This is sort of an ironic claim, since including petroglyphs would mean that the stones couldn't be perfect spheres in the first place.
However, taking the claim at face value, we certainly have found some spheres that include petroglyphs or other carvings.
They can be seen while the stone is bone dry, but they are likely easier to see when the stone is wet.
Paleontologists use a similar technique when looking at fossil trackways.
A quick splash of water can make an impression in the rock much more obvious than looking at it while dry.
And while most of the spheres today seem smooth, it is possible that originally shallow petroglyphs could have been lost to the rigors of time and erosion.
The simple fact of the spheres is that they were made by the indigenous peoples of pre-Columbian Costa Rica, likely a part of the Diquis culture.
They first started being made around the year 600 and continued past the year 1000 but ceased production prior to the arrival of the Spaniards.
They represent another impressive example of the craftsmanship of people in that region prior to European contact, just like the pyramids of the Maya or the alpine cities of the Inca.
Part of the reason these stones became associated with more mysterious origins is because the culture of the Diquis, unlike the Maya or the Aztec, went extinct, so there was less cultural memory to draw upon as to their origin and original purpose, fueling myth and legend.
Further, research into their origin, manufacture, and original purpose was hampered by the fact that they were found on land owned by a corporation concerned with fruit farming, not archaeology.
And many stones were removed from where they were found so the wealthy could have them on display around their homes and in their gardens, thus destroying all the information about their provenance and original placement within a larger context.
You can't really roll a pyramid out of the way just so you can keep planting bananas.
Our current understanding of how the spheres were made is deceptively simple, but no less impressive.
Indigenous societies, working without wheels or draft animals, transported stone pieces of up to 15 tons to be sculpted into spheres without metal tools.
This would have required a high level of organization, time, and skill to accomplish, and should be recognized for the achievement it was.
That's likely how the spheres were made.
But why were they made and what were they for?
One of the most promising explanations as to the true nature of the spheres is that they may have been arranged to mimic the stars in the sky, a terrestrial map of the cosmos, sort of like a tropical spherical stonehenge.
The petroglyphs may have also added information about the stars, mapping constellations right onto the sphere to give extra information to a knowledgeable viewer.
But it is equally possible that the spheres were a status symbol for the wealthy and powerful, much in the same way they serve for the wealthy modern Costa Ricans who had the spheres brought to their homes.
The best way to answer these questions is through careful continued study and preservation.

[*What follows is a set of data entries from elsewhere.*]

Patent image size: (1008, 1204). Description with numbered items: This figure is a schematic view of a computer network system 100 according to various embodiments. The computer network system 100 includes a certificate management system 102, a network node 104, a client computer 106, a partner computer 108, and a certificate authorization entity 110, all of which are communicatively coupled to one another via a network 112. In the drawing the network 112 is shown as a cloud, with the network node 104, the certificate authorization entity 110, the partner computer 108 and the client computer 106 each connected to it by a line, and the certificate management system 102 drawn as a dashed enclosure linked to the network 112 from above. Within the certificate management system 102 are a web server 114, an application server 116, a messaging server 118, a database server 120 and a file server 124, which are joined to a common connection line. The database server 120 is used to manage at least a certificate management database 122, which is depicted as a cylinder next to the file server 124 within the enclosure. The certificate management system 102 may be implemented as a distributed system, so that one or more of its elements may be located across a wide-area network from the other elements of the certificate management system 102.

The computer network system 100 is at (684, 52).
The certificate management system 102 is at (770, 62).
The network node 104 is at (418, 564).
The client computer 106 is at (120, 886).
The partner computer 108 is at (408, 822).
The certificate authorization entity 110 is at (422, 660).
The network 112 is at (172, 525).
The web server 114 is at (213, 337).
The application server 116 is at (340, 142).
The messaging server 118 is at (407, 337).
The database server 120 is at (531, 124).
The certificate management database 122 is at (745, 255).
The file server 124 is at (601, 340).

The people of modern-day Costa Rica are proud of the heritage that their stone spheres represent, and they have every right to be proud.
The spheres represent some of the remains of a once impressive and advanced culture in the region they now call home.
The problem arises when the spheres are presented as somehow magical or mystical, either through honest belief or as a way to entice tourist dollars into the area.
Fortunately, with the recent advances in archaeology of in-situ sphere sites and the support of the Museo Nacional de Costa Rica, the tide is shifting in favor of understanding the spheres in their appropriate historical context.
The efforts have even borne fruit, as the settlements with in-placed spheres on the Dequis Delta were declared a UNESCO World Heritage Site in 2014.
There are many mysteries still surrounding the stone spheres of Costa Rica, but we have every reason to believe that with proper investigative techniques and scientific examination, we will progress in our understanding of the Dequis culture while still retaining a sense of awe at their artistic and technological accomplishments.